On Wed, Oct 18, 2006 at 12:23:03PM -0700, Kurt D. Zeilenga wrote:
At 12:12 PM 10/18/2006, hyc@symas.com wrote:
rtsai@ironport.com wrote:
Full_Name: Robert Tsai Version: 2.3.27 OS: FreeBSD 6.1-RELEASE URL: ftp://ftp.openldap.org/incoming/openldap-2.3.27-bindaddr.patch.txt Submission from: (NULL) (63.251.108.100)
This is a patch that provides a mechanism to bind the LDAP client connection to a desired address via ldap_set_option(..., LDAP_OPT_BINDADDR). This call saves some state which is then used by ldap_int_prepare_socket to bind the socket before opening a connection to the LDAP server.
I can't think of any good reason to need such a feature. Can you give some background on why anyone would use it?

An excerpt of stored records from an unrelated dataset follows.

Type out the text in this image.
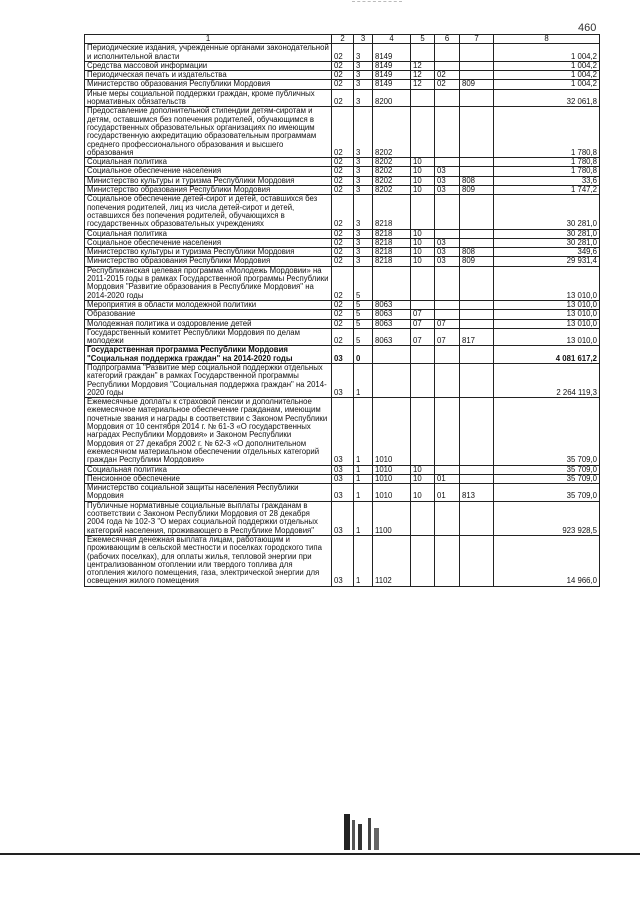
460
1	2	3	4	5	6	7	8
Периодические издания, учрежденные органами законодательной и исполнительной власти	02	3	8149				1 004,2
Средства массовой информации	02	3	8149	12			1 004,2
Периодическая печать и издательства	02	3	8149	12	02		1 004,2
Министерство образования Республики Мордовия	02	3	8149	12	02	809	1 004,2
Иные меры социальной поддержки граждан, кроме публичных нормативных обязательств	02	3	8200				32 061,8
Предоставление дополнительной стипендии детям-сиротам и детям, оставшимся без попечения родителей, обучающимся в государственных образовательных организациях по имеющим государственную аккредитацию образовательным программам среднего профессионального образования и высшего образования	02	3	8202				1 780,8
Социальная политика	02	3	8202	10			1 780,8
Социальное обеспечение населения	02	3	8202	10	03		1 780,8
Министерство культуры и туризма Республики Мордовия	02	3	8202	10	03	808	33,6
Министерство образования Республики Мордовия	02	3	8202	10	03	809	1 747,2
Социальное обеспечение детей-сирот и детей, оставшихся без попечения родителей, лиц из числа детей-сирот и детей, оставшихся без попечения родителей, обучающихся в государственных образовательных учреждениях	02	3	8218				30 281,0
Социальная политика	02	3	8218	10			30 281,0
Социальное обеспечение населения	02	3	8218	10	03		30 281,0
Министерство культуры и туризма Республики Мордовия	02	3	8218	10	03	808	349,6
Министерство образования Республики Мордовия	02	3	8218	10	03	809	29 931,4
Республиканская целевая программа «Молодежь Мордовии» на 2011-2015 годы в рамках Государственной программы Республики Мордовия "Развитие образования в Республике Мордовия" на 2014-2020 годы	02	5					13 010,0
Мероприятия в области молодежной политики	02	5	8063				13 010,0
Образование	02	5	8063	07			13 010,0
Молодежная политика и оздоровление детей	02	5	8063	07	07		13 010,0
Государственный комитет Республики Мордовия по делам молодежи	02	5	8063	07	07	817	13 010,0
Государственная программа Республики Мордовия "Социальная поддержка граждан" на 2014-2020 годы	03	0					4 081 617,2
Подпрограмма "Развитие мер социальной поддержки отдельных категорий граждан" в рамках Государственной программы Республики Мордовия "Социальная поддержка граждан" на 2014-2020 годы	03	1					2 264 119,3
Ежемесячные доплаты к страховой пенсии и дополнительное ежемесячное материальное обеспечение гражданам, имеющим почетные звания и награды в соответствии с Законом Республики Мордовия от 10 сентября 2014 г. № 61-З «О государственных наградах Республики Мордовия» и Законом Республики Мордовия от 27 декабря 2002 г. № 62-З «О дополнительном ежемесячном материальном обеспечении отдельных категорий граждан Республики Мордовия»	03	1	1010				35 709,0
Социальная политика	03	1	1010	10			35 709,0
Пенсионное обеспечение	03	1	1010	10	01		35 709,0
Министерство социальной защиты населения Республики Мордовия	03	1	1010	10	01	813	35 709,0
Публичные нормативные социальные выплаты гражданам в соответствии с Законом Республики Мордовия от 28 декабря 2004 года № 102-З "О мерах социальной поддержки отдельных категорий населения, проживающего в Республике Мордовия"	03	1	1100				923 928,5
Ежемесячная денежная выплата лицам, работающим и проживающим в сельской местности и поселках городского типа (рабочих поселках), для оплаты жилья, тепловой энергии при централизованном отоплении или твердого топлива для отопления жилого помещения, газа, электрической энергии для освещения жилого помещения	03	1	1102				14 966,0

I can see a few cases where a client might want to bind the local address, for instance, to ensure use of a particular network interface.
Yes, this was the need addressed by the patch. The client host has two interfaces to two separate networks.
We could have simply configured a host route to the LDAP server, but that would have been too coarse-grained (all traffic, instead of just the LDAP traffic).
However, my concern with patch is one of the approach taken to accommodate this binding. I'm thinking it might be better to provide an alternative to ldap_initialize(3) which takes a connected descriptor instead of a URL. Then calling program can do whatever it pleases before its used by slapd(8).
That would probably work for me. Contributing from the "outside", I was hesitant to propose adding another interface into the library, so I just crammed it into ldap_set_option :).